A Guerra dos Doze Dias não resolveu a questão nuclear no Médio Oriente. O Irão desconfia tanto dos EUA como da Agência Atómica das Nações Unidas. Outras potências regionais, como a Arábia Saudita e a Turquia, podem também sentir-se tentadas pela opção da estratégia nuclear.
Após a chamada guerra dos doze dias entre Israel e o Irão, subsistem grandes ambiguidades e dúvidas sobre um futuro acordo nuclear iraniano e a manutenção das tréguas.
"O fim das ameaças militares dos EUA é uma condição prévia para o reinício das conversações entre Teerão e Washington", avisou o chefe da diplomacia iraniana , Abbas Araghchi.
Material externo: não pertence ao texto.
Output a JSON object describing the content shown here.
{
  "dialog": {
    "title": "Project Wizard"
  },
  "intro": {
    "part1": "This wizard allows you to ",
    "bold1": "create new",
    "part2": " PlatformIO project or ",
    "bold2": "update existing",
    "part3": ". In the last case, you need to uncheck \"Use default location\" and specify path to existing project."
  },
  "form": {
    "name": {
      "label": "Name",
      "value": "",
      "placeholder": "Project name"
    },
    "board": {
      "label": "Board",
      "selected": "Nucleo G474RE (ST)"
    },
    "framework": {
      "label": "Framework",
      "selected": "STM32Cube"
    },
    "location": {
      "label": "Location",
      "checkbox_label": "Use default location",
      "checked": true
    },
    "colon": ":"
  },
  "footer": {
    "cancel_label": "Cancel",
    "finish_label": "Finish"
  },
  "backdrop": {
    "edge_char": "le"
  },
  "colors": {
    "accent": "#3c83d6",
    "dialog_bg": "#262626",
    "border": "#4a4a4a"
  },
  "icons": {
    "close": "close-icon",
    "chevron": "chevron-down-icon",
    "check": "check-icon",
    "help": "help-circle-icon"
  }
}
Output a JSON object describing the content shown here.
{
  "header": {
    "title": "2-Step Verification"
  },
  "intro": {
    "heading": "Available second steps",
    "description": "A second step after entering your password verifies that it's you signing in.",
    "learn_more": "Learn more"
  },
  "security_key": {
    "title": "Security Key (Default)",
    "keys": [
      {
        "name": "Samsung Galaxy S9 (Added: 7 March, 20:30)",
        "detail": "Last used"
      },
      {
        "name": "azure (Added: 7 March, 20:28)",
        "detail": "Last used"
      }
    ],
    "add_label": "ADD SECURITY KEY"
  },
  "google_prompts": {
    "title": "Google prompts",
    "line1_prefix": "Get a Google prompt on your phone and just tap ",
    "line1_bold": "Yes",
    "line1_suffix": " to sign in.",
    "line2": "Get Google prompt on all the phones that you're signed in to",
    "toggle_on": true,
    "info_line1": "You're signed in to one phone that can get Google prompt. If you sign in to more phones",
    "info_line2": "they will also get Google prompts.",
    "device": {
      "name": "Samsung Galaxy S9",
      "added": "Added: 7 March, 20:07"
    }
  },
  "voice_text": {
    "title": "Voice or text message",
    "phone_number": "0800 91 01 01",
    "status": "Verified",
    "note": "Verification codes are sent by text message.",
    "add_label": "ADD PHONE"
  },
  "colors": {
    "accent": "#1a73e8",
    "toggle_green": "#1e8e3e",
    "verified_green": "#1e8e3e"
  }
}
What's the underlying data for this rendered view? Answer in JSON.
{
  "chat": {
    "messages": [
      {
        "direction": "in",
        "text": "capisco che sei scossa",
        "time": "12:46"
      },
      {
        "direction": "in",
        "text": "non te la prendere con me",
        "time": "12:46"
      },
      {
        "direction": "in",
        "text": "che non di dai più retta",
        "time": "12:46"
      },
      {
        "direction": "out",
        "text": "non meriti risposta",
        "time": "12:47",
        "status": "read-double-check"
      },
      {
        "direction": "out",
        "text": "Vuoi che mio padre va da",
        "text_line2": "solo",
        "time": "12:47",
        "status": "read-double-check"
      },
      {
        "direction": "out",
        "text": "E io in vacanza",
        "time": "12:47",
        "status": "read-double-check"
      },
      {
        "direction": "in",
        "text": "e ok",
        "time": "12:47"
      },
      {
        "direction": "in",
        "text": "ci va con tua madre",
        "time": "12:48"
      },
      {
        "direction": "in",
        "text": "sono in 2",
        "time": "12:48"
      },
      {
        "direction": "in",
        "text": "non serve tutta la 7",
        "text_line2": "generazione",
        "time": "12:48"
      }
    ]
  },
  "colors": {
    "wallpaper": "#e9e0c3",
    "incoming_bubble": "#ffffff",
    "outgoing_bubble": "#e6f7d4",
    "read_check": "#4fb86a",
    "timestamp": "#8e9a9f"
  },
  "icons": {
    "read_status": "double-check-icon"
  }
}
Rafael Grossi, diretor da agência atómica da ONU, avisou a comunidade internacional que "o Irão poderá retomar o enriquecimento de urânio dentro de algumas semanas".
Para o regime de Teerão, a confiança na agência nuclear da ONU está agora quebrada, como disse o presidente da república islâmica, Masud Pezeshkian, ao presidente francês Emmanuel Macron num telefonema.
O chefe de Estado iraniano criticou Rafael Grossi por não ter condenado os ataques aéreos israelo-americanos contra as instalações nucleares do Irão e alguns alvos militares convencionais. Ataques perpetrados "em violação da Carta das Nações Unidas e do Tratado de Não Proliferação Nuclear (TNP)", disse Pezeshkian.
Imagens de satélite datadas de domingo, 29 de junho (alegadamente), mostram atividade na central atómica de Fordow, um dos principais centros de enriquecimento de urânio. As sequências mostram escavadoras e pessoas (provavelmente técnicos) a trabalhar em torno das grandes aberturas dos sistemas de ventilação do sítio subterrâneo.
As fotografias foram tiradas por satélites da Maxar Technologies (uma empresa privada norte-americana) que, em 2022, detetou o destacamento invulgar de tropas russas ao longo da fronteira com a Ucrânia.
Fordow foi atingido por cargas de profundidade (Mop) lançadas por bombardeiros B2 da Força Aérea dos EUA.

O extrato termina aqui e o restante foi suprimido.